PRICES of onions, eggs of farm chickens and vegetables registered a fresh increase on the kitchen market in Dhaka in the past week. Prices of onions registered the highest increase of Tk 20 a kilogram, that too, in a couple of days. Onions on August 8 sold for Tk 80–85 a kilogram, up from Tk 60–65. The prices, however, ranged between Tk 65 and Tk 70 on the wholesale market. Egg prices increased to Tk 135?–140 a dozen, up from Tk 125–130 a week ago. Vegetable prices also increased on the market in neighbourhoods by Tk 10–20. Prices of broilers, which sold for Tk 160–170 on the wholesale market such as Karwan Bazar and were retailed for Tk 170–180, are reported to have remained high for a few weeks. Consumers say that the sudden increase in prices, especially of the three items, has hit hard low- and middle-income families, creating a significant burden on the household budget of consumers. The price increase, especially of eggs, could harm people’s protein intake when beef sells for Tk 750-780 a kilogram and mutton for Tk 1,100-1,250 a kilogram. Traders, however, put the reason for the price increase down to a supply shortage caused by excessive rainfall in recent weeks.
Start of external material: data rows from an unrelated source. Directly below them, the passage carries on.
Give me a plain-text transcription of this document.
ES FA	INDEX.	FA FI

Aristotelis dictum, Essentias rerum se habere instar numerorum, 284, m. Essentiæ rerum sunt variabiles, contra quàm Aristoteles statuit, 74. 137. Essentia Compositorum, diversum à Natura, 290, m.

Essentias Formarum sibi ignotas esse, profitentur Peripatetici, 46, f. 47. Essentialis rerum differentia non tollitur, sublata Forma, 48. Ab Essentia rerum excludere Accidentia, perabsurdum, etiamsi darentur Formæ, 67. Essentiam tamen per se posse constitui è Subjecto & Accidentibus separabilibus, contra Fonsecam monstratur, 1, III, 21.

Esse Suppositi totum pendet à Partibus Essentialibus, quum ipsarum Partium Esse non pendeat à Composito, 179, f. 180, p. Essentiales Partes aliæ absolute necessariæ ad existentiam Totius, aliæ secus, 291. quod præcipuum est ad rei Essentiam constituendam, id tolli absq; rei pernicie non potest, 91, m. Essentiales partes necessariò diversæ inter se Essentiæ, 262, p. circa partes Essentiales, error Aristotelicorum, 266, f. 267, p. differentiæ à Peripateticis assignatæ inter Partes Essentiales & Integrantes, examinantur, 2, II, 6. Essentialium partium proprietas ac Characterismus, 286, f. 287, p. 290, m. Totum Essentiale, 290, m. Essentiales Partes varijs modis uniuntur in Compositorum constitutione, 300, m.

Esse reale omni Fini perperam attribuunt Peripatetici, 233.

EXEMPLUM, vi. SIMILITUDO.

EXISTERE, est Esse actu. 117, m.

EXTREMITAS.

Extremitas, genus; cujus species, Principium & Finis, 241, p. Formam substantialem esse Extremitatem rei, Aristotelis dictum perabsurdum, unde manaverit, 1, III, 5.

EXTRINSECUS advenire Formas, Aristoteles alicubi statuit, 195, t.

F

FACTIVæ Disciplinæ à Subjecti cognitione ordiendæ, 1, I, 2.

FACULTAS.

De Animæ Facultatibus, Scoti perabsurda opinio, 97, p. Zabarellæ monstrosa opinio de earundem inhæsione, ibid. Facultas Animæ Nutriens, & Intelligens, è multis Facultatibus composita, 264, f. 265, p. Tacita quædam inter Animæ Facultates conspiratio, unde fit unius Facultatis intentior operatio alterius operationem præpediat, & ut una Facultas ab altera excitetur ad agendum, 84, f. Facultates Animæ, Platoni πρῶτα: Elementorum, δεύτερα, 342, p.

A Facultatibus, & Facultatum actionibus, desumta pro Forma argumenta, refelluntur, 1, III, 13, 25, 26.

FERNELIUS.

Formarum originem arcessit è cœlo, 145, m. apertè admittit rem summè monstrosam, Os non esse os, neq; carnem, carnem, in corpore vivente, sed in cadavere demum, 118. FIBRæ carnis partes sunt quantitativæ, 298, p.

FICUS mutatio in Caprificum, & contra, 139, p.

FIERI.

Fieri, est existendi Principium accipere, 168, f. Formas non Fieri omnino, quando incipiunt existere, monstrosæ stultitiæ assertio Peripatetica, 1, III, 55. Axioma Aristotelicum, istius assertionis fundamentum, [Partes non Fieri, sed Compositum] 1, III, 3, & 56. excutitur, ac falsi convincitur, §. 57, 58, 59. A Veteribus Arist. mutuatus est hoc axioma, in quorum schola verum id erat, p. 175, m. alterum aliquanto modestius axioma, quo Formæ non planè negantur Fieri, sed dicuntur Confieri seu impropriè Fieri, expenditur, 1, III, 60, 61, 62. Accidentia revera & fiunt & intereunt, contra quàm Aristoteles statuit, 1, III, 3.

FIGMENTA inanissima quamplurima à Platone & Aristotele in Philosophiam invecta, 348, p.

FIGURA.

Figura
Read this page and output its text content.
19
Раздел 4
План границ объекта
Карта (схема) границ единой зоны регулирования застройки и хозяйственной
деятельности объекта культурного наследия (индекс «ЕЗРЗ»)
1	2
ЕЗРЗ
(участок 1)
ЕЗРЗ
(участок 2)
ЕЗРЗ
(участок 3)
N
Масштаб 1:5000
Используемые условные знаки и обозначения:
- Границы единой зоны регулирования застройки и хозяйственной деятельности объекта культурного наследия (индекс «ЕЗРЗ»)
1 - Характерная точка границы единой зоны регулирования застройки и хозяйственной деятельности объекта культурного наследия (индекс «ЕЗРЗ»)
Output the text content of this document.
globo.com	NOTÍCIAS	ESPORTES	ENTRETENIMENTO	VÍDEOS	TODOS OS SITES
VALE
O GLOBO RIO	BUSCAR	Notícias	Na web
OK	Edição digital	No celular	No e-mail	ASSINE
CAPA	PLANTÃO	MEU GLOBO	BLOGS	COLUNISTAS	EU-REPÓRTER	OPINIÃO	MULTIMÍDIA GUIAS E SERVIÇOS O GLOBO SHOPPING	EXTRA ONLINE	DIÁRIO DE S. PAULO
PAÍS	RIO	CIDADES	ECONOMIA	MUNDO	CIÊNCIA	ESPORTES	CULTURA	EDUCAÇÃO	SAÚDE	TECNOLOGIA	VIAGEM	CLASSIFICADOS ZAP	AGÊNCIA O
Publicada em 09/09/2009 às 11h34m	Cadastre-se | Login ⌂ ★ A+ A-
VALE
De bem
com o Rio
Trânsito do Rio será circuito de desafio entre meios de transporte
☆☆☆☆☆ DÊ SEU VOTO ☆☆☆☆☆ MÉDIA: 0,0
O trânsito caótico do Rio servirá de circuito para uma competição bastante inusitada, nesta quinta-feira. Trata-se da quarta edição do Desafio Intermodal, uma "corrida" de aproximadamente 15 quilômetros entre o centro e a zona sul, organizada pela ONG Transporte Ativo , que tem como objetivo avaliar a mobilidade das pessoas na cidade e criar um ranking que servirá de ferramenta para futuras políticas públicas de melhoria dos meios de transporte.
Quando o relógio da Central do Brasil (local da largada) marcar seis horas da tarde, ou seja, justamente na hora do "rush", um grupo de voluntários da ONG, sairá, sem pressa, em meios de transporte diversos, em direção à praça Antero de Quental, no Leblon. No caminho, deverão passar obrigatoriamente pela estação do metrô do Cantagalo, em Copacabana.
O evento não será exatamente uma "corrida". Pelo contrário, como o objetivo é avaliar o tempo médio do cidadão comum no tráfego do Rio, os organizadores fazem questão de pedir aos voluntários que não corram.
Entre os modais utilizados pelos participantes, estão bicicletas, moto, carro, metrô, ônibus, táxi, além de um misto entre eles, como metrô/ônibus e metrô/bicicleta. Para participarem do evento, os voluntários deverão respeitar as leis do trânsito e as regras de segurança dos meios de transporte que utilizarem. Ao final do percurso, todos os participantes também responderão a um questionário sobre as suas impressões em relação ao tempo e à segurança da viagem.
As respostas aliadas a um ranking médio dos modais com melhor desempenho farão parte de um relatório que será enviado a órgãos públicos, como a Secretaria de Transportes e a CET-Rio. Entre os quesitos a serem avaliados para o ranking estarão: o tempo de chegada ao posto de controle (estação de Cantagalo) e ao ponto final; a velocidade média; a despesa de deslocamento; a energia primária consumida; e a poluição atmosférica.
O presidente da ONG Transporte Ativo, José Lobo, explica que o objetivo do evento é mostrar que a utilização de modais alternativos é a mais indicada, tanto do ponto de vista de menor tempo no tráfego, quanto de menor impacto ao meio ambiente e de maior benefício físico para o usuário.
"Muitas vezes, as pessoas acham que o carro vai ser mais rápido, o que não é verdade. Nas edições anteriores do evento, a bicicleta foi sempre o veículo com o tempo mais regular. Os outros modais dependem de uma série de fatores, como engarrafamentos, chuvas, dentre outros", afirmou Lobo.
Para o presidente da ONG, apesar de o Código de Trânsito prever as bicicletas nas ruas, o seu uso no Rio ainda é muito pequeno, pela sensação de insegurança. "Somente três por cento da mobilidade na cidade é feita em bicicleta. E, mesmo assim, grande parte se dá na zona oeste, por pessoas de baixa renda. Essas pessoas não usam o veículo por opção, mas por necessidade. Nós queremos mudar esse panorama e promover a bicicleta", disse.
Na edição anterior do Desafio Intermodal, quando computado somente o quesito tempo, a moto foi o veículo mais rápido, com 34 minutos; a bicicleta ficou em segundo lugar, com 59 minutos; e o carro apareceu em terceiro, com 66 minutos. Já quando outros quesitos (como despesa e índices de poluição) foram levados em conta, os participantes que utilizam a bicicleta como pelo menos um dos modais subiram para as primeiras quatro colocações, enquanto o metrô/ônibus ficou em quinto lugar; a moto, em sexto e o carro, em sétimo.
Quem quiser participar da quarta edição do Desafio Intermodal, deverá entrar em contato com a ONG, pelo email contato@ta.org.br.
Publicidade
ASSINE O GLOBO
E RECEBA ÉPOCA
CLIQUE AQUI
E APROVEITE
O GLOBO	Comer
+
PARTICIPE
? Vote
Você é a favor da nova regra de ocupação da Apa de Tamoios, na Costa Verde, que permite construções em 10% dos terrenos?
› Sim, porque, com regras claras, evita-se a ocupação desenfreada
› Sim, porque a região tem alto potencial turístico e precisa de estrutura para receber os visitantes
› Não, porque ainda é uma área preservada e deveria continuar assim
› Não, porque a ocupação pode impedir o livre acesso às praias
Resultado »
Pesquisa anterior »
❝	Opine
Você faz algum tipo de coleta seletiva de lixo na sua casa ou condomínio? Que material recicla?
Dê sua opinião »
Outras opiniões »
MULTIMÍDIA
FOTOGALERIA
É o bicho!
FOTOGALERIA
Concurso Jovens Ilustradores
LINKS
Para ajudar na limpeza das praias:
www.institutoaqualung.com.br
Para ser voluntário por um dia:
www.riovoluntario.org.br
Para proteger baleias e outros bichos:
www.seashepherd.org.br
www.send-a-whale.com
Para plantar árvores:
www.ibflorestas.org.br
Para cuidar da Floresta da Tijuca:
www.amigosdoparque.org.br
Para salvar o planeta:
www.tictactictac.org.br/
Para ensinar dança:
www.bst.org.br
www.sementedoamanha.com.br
Whilst some blame excessive monsoon rain, for which a large portion of the stock of onions has rotted, for the supply shortage, some others blame disruption in the transport caused by the rainfall. Yet, some traders seek to say that the production of eggs declined during the monsoon season, noting that this is a typical happening. Traders have come up with disruption in the supply chain as a reason to explain the increase in prices of chicken and eggs. Whilst some of the explanation could be true, what remains for the government to see is if the claims are, indeed, true in the case at hand. This is because traders have customarily come up with the same reasons whenever prices have increased in the past. With no visible government intervention in market oversight and price control, such explanations of traders generally leave doubt on whether what they say is true. But the price increase that has happened calls for government intervention, especially when people are largely constrained by inflation, in monitoring the kitchen market, retail and wholesale, the supply chain, which traders say has been harmed by disruption in transport, and decline in production.
The government should, therefore, lift a finger high enough to keep goods prices within the reach of the poor, low- and fixed-income people with measures carried out sustainably.